The lafīf is to the ḥurr ṣāfī what the t̤arlān is to the qizil, or what the Nejd[220] horse is to the Turkoman pony.[221] Moult after moult the ḥurr ṣāfī becomes better, whereas the lafīf flies well for not more than three seasons: after that it becomes cunning.[222] I have at present two bālābān of the ḥurr ṣāfī race, one of sixteen and one of seventeen moults; one is “Persian” and the other “Red Syrian.”[223] Both are still excellent at common crane.[224] Birds of this race, while life lasts, year by year improve, for their nature is noble.
The Bālābān-i Lafīf of Baghdad.—A variety of the Lafīf that I have met with nowhere except in Baghdad, is called by Baghdad falconers Wacharī.[225] In general colouring, it is dark with a tinge of red on the head.

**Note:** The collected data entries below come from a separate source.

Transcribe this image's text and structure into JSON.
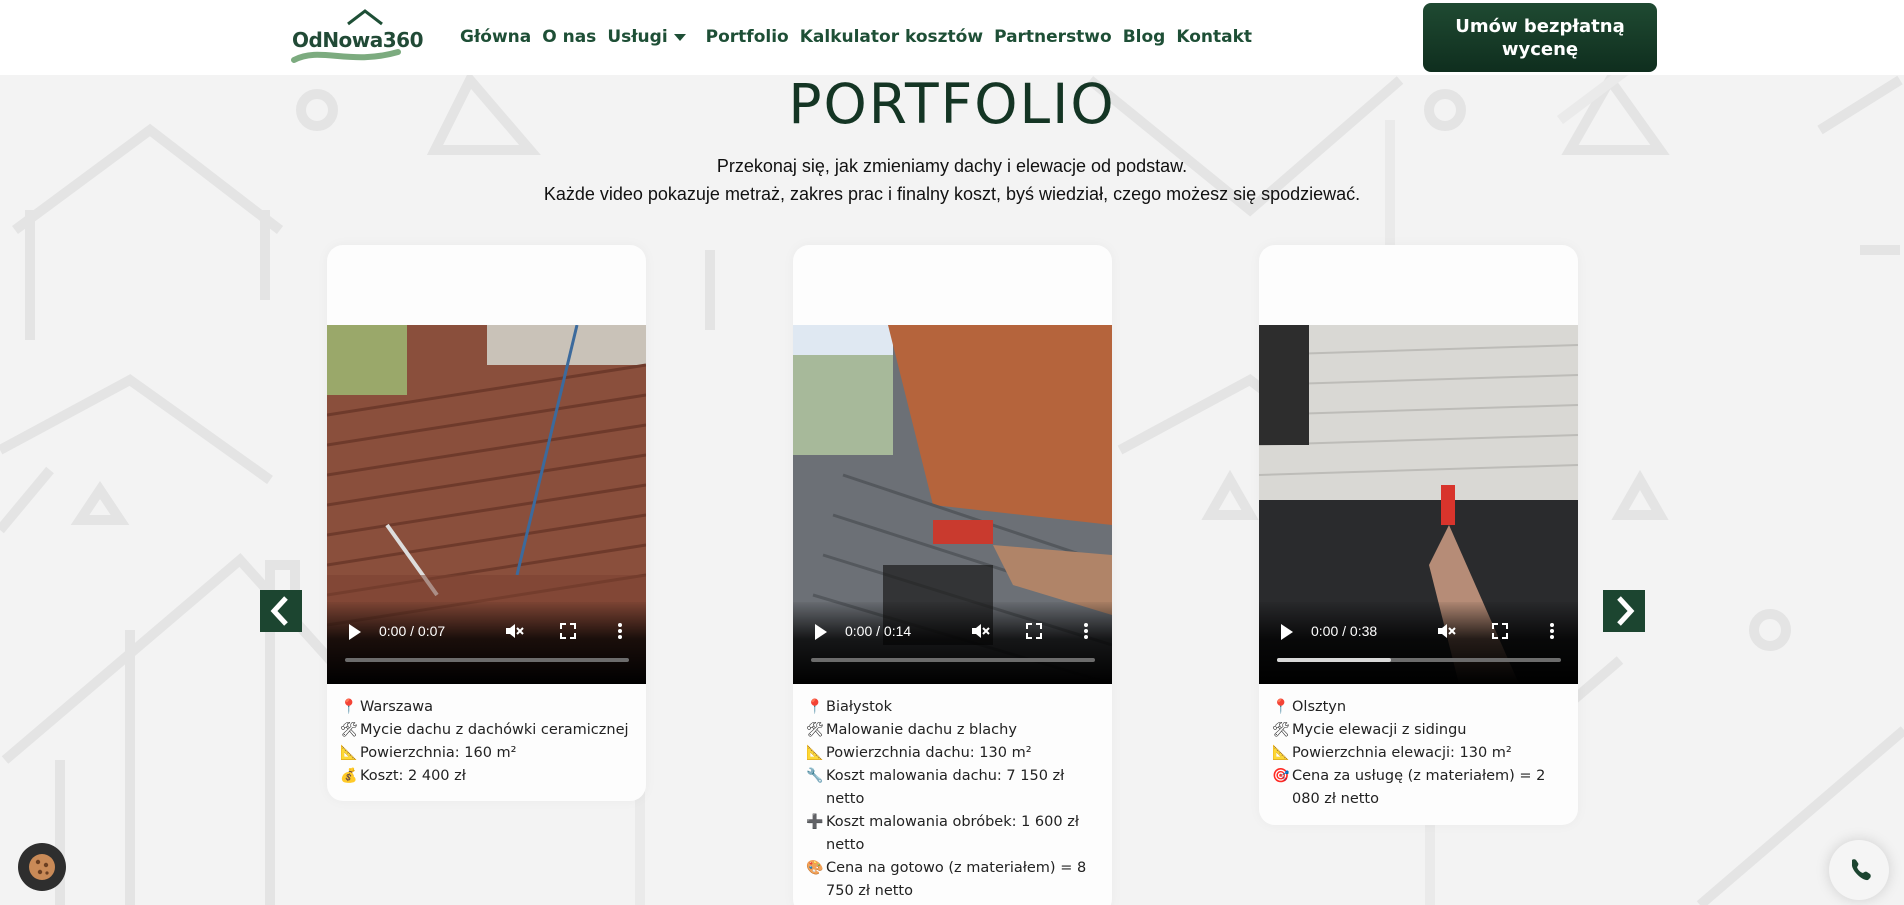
{
  "header": {
    "logo_text": "OdNowa360",
    "nav": [
      "Główna",
      "O nas",
      "Usługi",
      "Portfolio",
      "Kalkulator kosztów",
      "Partnerstwo",
      "Blog",
      "Kontakt"
    ],
    "cta_line1": "Umów bezpłatną",
    "cta_line2": "wycenę"
  },
  "main": {
    "title": "PORTFOLIO",
    "subtitle_line1": "Przekonaj się, jak zmieniamy dachy i elewacje od podstaw.",
    "subtitle_line2": "Każde video pokazuje metraż, zakres prac i finalny koszt, byś wiedział, czego możesz się spodziewać."
  },
  "cards": [
    {
      "video_time": "0:00 / 0:07",
      "progress": 0,
      "lines": [
        {
          "icon": "📍",
          "text": "Warszawa"
        },
        {
          "icon": "🛠",
          "text": "Mycie dachu z dachówki ceramicznej"
        },
        {
          "icon": "📐",
          "text": "Powierzchnia: 160 m²"
        },
        {
          "icon": "💰",
          "text": "Koszt: 2 400 zł"
        }
      ]
    },
    {
      "video_time": "0:00 / 0:14",
      "progress": 0,
      "lines": [
        {
          "icon": "📍",
          "text": "Białystok"
        },
        {
          "icon": "🛠",
          "text": "Malowanie dachu z blachy"
        },
        {
          "icon": "📐",
          "text": "Powierzchnia dachu: 130 m²"
        },
        {
          "icon": "🔧",
          "text": "Koszt malowania dachu: 7 150 zł netto"
        },
        {
          "icon": "➕",
          "text": "Koszt malowania obróbek: 1 600 zł netto"
        },
        {
          "icon": "🎨",
          "text": "Cena na gotowo (z materiałem) = 8 750 zł netto"
        }
      ]
    },
    {
      "video_time": "0:00 / 0:38",
      "progress": 0.4,
      "lines": [
        {
          "icon": "📍",
          "text": "Olsztyn"
        },
        {
          "icon": "🛠",
          "text": "Mycie elewacji z sidingu"
        },
        {
          "icon": "📐",
          "text": "Powierzchnia elewacji: 130 m²"
        },
        {
          "icon": "🎯",
          "text": "Cena za usługę (z materiałem) = 2 080 zł netto"
        }
      ]
    }
  ],
  "icons": {
    "prev": "chevron-left-icon",
    "next": "chevron-right-icon",
    "cookie": "cookie-icon",
    "phone": "phone-icon"
  },
  "colors": {
    "brand_dark": "#143524",
    "nav_green": "#1e4f36",
    "cta_bg": "#1f4a32",
    "page_bg": "#f3f3f3"
  }
}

The flight-feathers are dark in colour and long, extending beyond the tail. It has small feet and the female is about the same size as the tiercel of the eyess chark͟h.[226] It is very swift, nearly as swift as the shāhīn. It takes the small piebald crow,[227] black partridge,[228] and stone-plover, with ease. Some few I have seen that would take houbara.
It has a great outward resemblance to the Hobby which is found round Teheran.